Lena Masri, who serves as CAIR’s national litigation director, claimed that the failure to kowtow to religious demands for four individuals put them ‘at risk’, and called the policy “Monroe Correctional Complex’s shameful starvation policy.”

She also suggested that the DOC was ‘brutalizing’ people for practicing their faith, a fairly common claim in suits brought by her organization in the past.

Jeremy Livingston was one of the men named in the suit. He is serving 22 months for a hit-and-run, as well as a vehicular assault. He said that he entered the prison in March, and that even though he requested the meals well after the cutoff date, he never received them.

Another plaintiff, Naim Lao, who is serving three years in the prison after a conviction for vehicular homicide, claimed that he was eventually added to the list for Ramadan meals, but only after fasting for eight days.

He claimed that the WDOC’s employees neglected him, and that he lost 14 pounds before they fed him his meals eight days after Ramadan began.

He also said that they threatened to force feed him after he became ill from not eating.

Jeremy Barclay, a spokesman for the department, said that they were immediately responsive to the order handed down by the courts, and that the prisons took the health of their inmates very seriously.

According to Judge Leighton, the prison’s refusal to bend over backward for a handful of Islamic prisoners was likely violating the inmates’ right to be free of cruel and unusual punishments, as well as federal statutes written to protect the rights of prisoners to continue practicing their faiths (within reason.)

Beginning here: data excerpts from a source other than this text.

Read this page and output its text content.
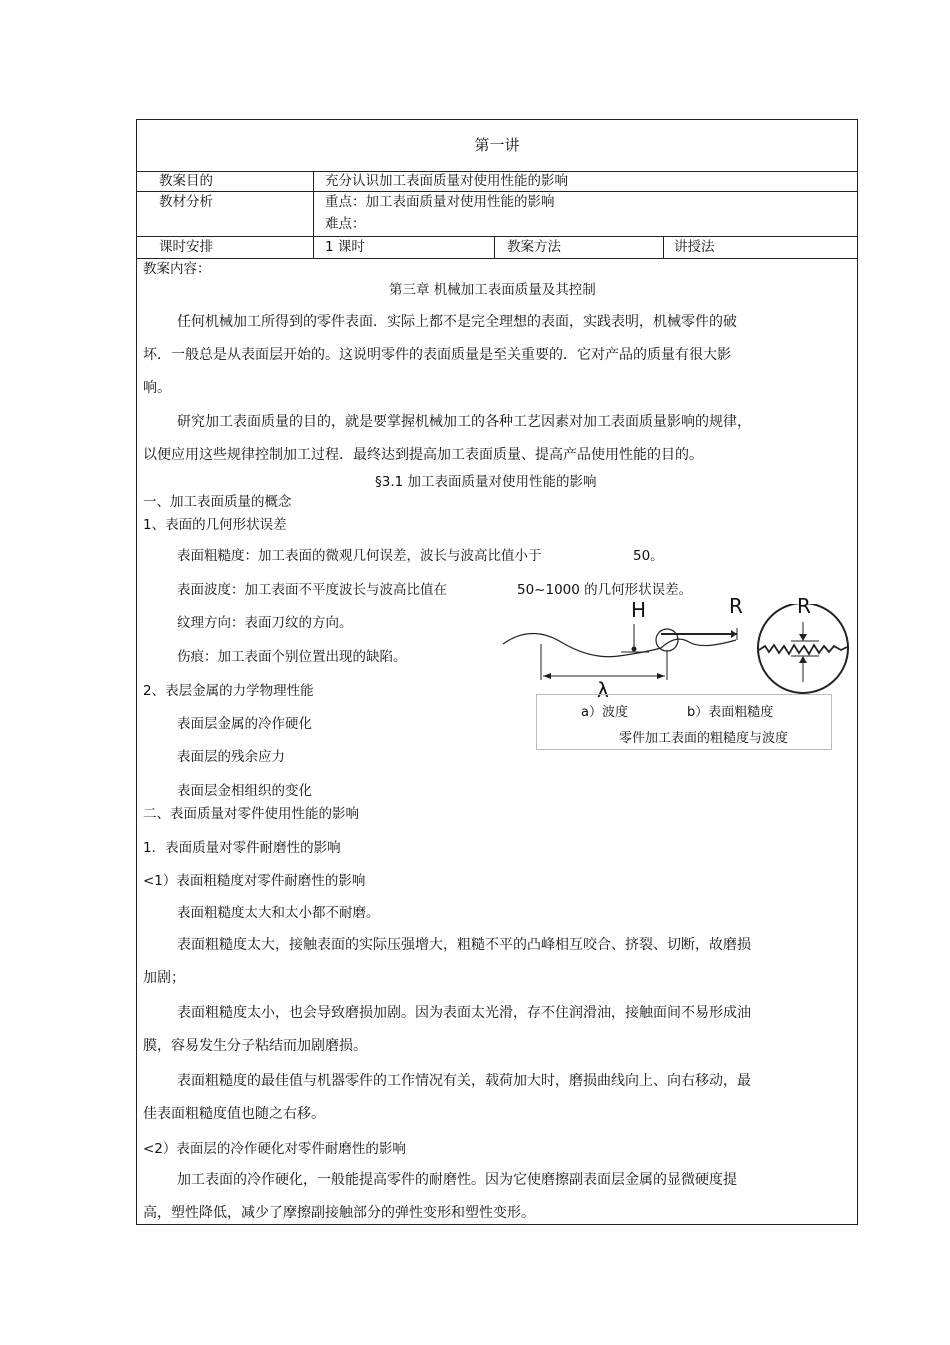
第一讲
教案目的	充分认识加工表面质量对使用性能的影响
教材分析	重点：加工表面质量对使用性能的影响
难点：
课时安排	1 课时	教案方法	讲授法
教案内容：
第三章 机械加工表面质量及其控制
任何机械加工所得到的零件表面．实际上都不是完全理想的表面，实践表明，机械零件的破
坏．一般总是从表面层开始的。这说明零件的表面质量是至关重要的．它对产品的质量有很大影
响。
研究加工表面质量的目的，就是要掌握机械加工的各种工艺因素对加工表面质量影响的规律，
以便应用这些规律控制加工过程．最终达到提高加工表面质量、提高产品使用性能的目的。
§3.1 加工表面质量对使用性能的影响
一、加工表面质量的概念
1、表面的几何形状误差
表面粗糙度：加工表面的微观几何误差，波长与波高比值小于	50。
表面波度：加工表面不平度波长与波高比值在	50~1000 的几何形状误差。
纹理方向：表面刀纹的方向。
伤痕：加工表面个别位置出现的缺陷。
2、表层金属的力学物理性能
表面层金属的冷作硬化
表面层的残余应力
表面层金相组织的变化
二、表面质量对零件使用性能的影响
1．表面质量对零件耐磨性的影响
<1）表面粗糙度对零件耐磨性的影响
表面粗糙度太大和太小都不耐磨。
表面粗糙度太大，接触表面的实际压强增大，粗糙不平的凸峰相互咬合、挤裂、切断，故磨损
加剧；
表面粗糙度太小，也会导致磨损加剧。因为表面太光滑，存不住润滑油，接触面间不易形成油
膜，容易发生分子粘结而加剧磨损。
表面粗糙度的最佳值与机器零件的工作情况有关，载荷加大时，磨损曲线向上、向右移动，最
佳表面粗糙度值也随之右移。
<2）表面层的冷作硬化对零件耐磨性的影响
加工表面的冷作硬化，一般能提高零件的耐磨性。因为它使磨擦副表面层金属的显微硬度提
高，塑性降低，减少了摩擦副接触部分的弹性变形和塑性变形。
H	R	R
λ
a）波度	b）表面粗糙度
零件加工表面的粗糙度与波度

Last month, the same Muslim advocacy group sued Alaskan prison officials in another U.S. District Court, claiming that the meals they were given did not have enough calories, or that they contained pork.

They said that the meals only contained about 1,500 calories over the course of any given day, and that some of the bags of food contained pork, which practicing Muslims cannot eat.

In his written order, U.S. District Judge H. Russell Holland said that fasting Islamic inmates had to be provided with meals, daily, in line with their religion, which contained 2,600 calories or more.

In most jails and prisons, there’s a set meal schedule. There’s a reason for this, too.

Prisoners will make weapons out of everything and anything. Trays can be used to bludgeon, or snapped and turned into shanks, for an easy example.

Due to this, the prisons try to limit when people have trays and utensils to a handful of times a day. Additional feedings on a strange religious schedule requires changes in guard schedules, changes in rooms utilized, and more.

Should the state punish these individuals because they’re Muslim? Not at all. However, that doesn’t mean that the prison system should be rearranging itself around the demands of tiny minorities of prisoners.

What’s next? Meals served five times daily for those who claim that’s what they need for their diet? Steak and potato meals daily for those who claim that’s part of their religion?

Further, CAIR has a long history of questionable practices, including allegations that they assisted in funding the terrorist-connected Muslim Brotherhood. It seems somewhat absurd that an unindicted co-conspirator from the Holy Land trials is lecturing anyone about ‘civil rights.’